Nick Cotter also points out that current parasite control methods are unsustainable due to increasing levels of drug resistance while existing treatments only work with varying degrees of success.

To decide which animals need treatment the Cotter Agritech software uses an advanced algorithm to evaluate a number of performance metrics including the animal’s weight, local weather conditions and the quality and availability of pasture. The software works as a mobile phone app and all the farmer has to input is relevant data about pasture availability and quality. A green light indicates the animal is performing as expected while a red light indicates it needs treatment. This process is carried out during the normal routine handling of lambs, so it is not adding to the farmer’s workload or slowing them down.

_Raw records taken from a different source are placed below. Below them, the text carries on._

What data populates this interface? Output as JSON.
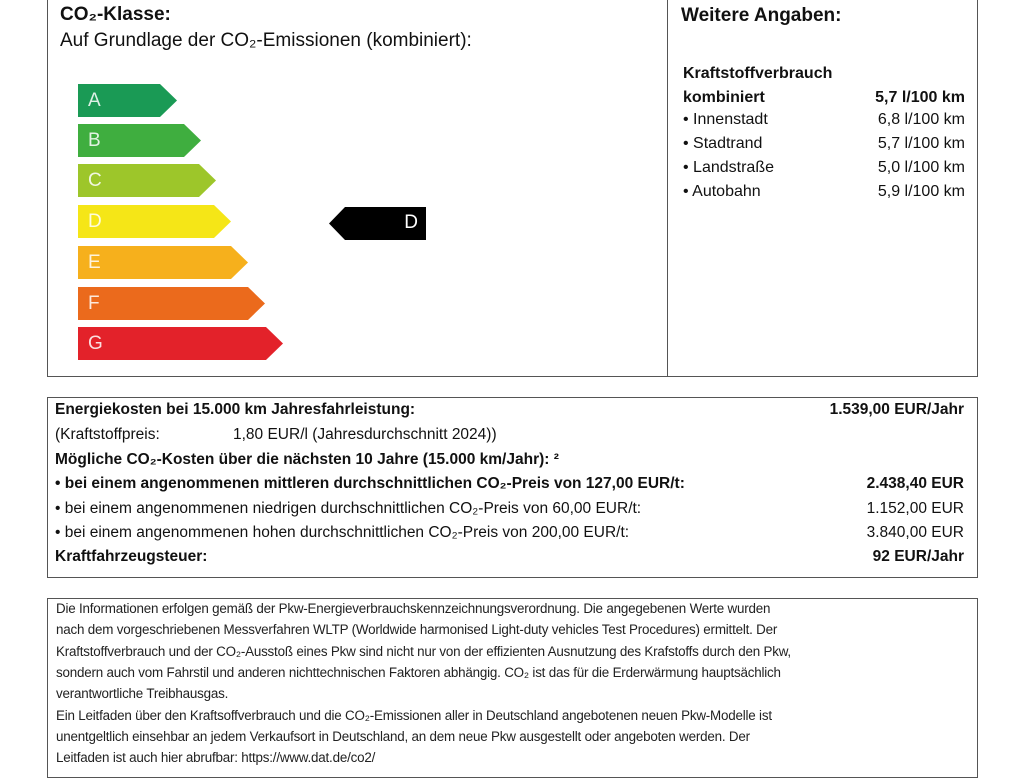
{
  "co2_class": {
    "title": "CO₂-Klasse:",
    "subtitle": "Auf Grundlage der CO₂-Emissionen (kombiniert):",
    "classes": [
      {
        "label": "A",
        "color": "#1a9a55"
      },
      {
        "label": "B",
        "color": "#3fae3f"
      },
      {
        "label": "C",
        "color": "#9dc62a"
      },
      {
        "label": "D",
        "color": "#f5e617"
      },
      {
        "label": "E",
        "color": "#f6b01c"
      },
      {
        "label": "F",
        "color": "#eb6a1c"
      },
      {
        "label": "G",
        "color": "#e3222a"
      }
    ],
    "current_class": "D"
  },
  "further": {
    "title": "Weitere Angaben:",
    "heading": "Kraftstoffverbrauch",
    "combined_label": "kombiniert",
    "combined_value": "5,7 l/100 km",
    "items": [
      {
        "label": "• Innenstadt",
        "value": "6,8 l/100 km"
      },
      {
        "label": "• Stadtrand",
        "value": "5,7 l/100 km"
      },
      {
        "label": "• Landstraße",
        "value": "5,0 l/100 km"
      },
      {
        "label": "• Autobahn",
        "value": "5,9 l/100 km"
      }
    ]
  },
  "costs": {
    "energy_label": "Energiekosten bei 15.000 km Jahresfahrleistung:",
    "energy_value": "1.539,00 EUR/Jahr",
    "fuel_price_label": "(Kraftstoffpreis:",
    "fuel_price_value": "1,80 EUR/l (Jahresdurchschnitt 2024))",
    "co2_heading": "Mögliche CO₂-Kosten über die nächsten 10 Jahre (15.000 km/Jahr): ²",
    "scenarios": [
      {
        "label": "• bei einem angenommenen mittleren durchschnittlichen CO₂-Preis von 127,00 EUR/t:",
        "value": "2.438,40 EUR"
      },
      {
        "label": "• bei einem angenommenen niedrigen durchschnittlichen CO₂-Preis von 60,00 EUR/t:",
        "value": "1.152,00 EUR"
      },
      {
        "label": "• bei einem angenommenen hohen durchschnittlichen CO₂-Preis von 200,00 EUR/t:",
        "value": "3.840,00 EUR"
      }
    ],
    "tax_label": "Kraftfahrzeugsteuer:",
    "tax_value": "92 EUR/Jahr"
  },
  "footer": {
    "lines": [
      "Die Informationen erfolgen gemäß der Pkw-Energieverbrauchskennzeichnungsverordnung. Die angegebenen Werte wurden",
      "nach dem vorgeschriebenen Messverfahren WLTP (Worldwide harmonised Light-duty vehicles Test Procedures) ermittelt. Der",
      "Kraftstoffverbrauch und der CO₂-Ausstoß eines Pkw sind nicht nur von der effizienten Ausnutzung des Krafstoffs durch den Pkw,",
      "sondern auch vom Fahrstil und anderen nichttechnischen Faktoren abhängig. CO₂ ist das für die Erderwärmung hauptsächlich",
      "verantwortliche Treibhausgas.",
      "Ein Leitfaden über den Kraftsoffverbrauch und die CO₂-Emissionen aller in Deutschland angebotenen neuen Pkw-Modelle ist",
      "unentgeltlich einsehbar an jedem Verkaufsort in Deutschland, an dem neue Pkw ausgestellt oder angeboten werden. Der",
      "Leitfaden ist auch hier abrufbar: https://www.dat.de/co2/"
    ]
  }
}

The hardware part of the Cotter Agritech system is called the Cotter Crate while the software solution is called SmartWeight. Farmers can buy the two elements as a bundle or separately as those with existing animal handling systems may just require the software. The software only option is paid for on a monthly fee basis. Both products are due for launch later this month and while the brothers have started with sheep, their solution will also work for dairy, beef and goat herds.

Vaccination time 

The idea for the Cotter crate was prompted by the brothers’ first-hand experience of trying to handle frisky young lambs at vaccination time.

“It was taking all day,” Nick Cotter says. “The lambs were jumping on top of each other and getting mixed up and we were bent over at 90 degrees trying to inject them. We needed to get the lambs up to our own height, so we made a timber box sitting a builder’s trestle. However, once we put the lambs in, they jumped out and we realised we needed some way of taking the lambs’ legs out of contact with the floor. That’s how we arrived at the concept for our crate which holds the lamb under its own weight between two V-shaped walls.”

The Cotters have recently participated in AgTech, UCD’s new accelerator for agtech and food start-ups and they are both still at college. Nick is at UCC reading law and business while Jack is in his final year of process and engineering management at LIT.

To date, development costs have been approximately €350,000 which has been funded by the brothers’ other businesses with support from Limerick LEO, grant aid and prize money from entrepreneurship competitions. Toward the end of this year the company will begin a fundraising round of €1.5 million.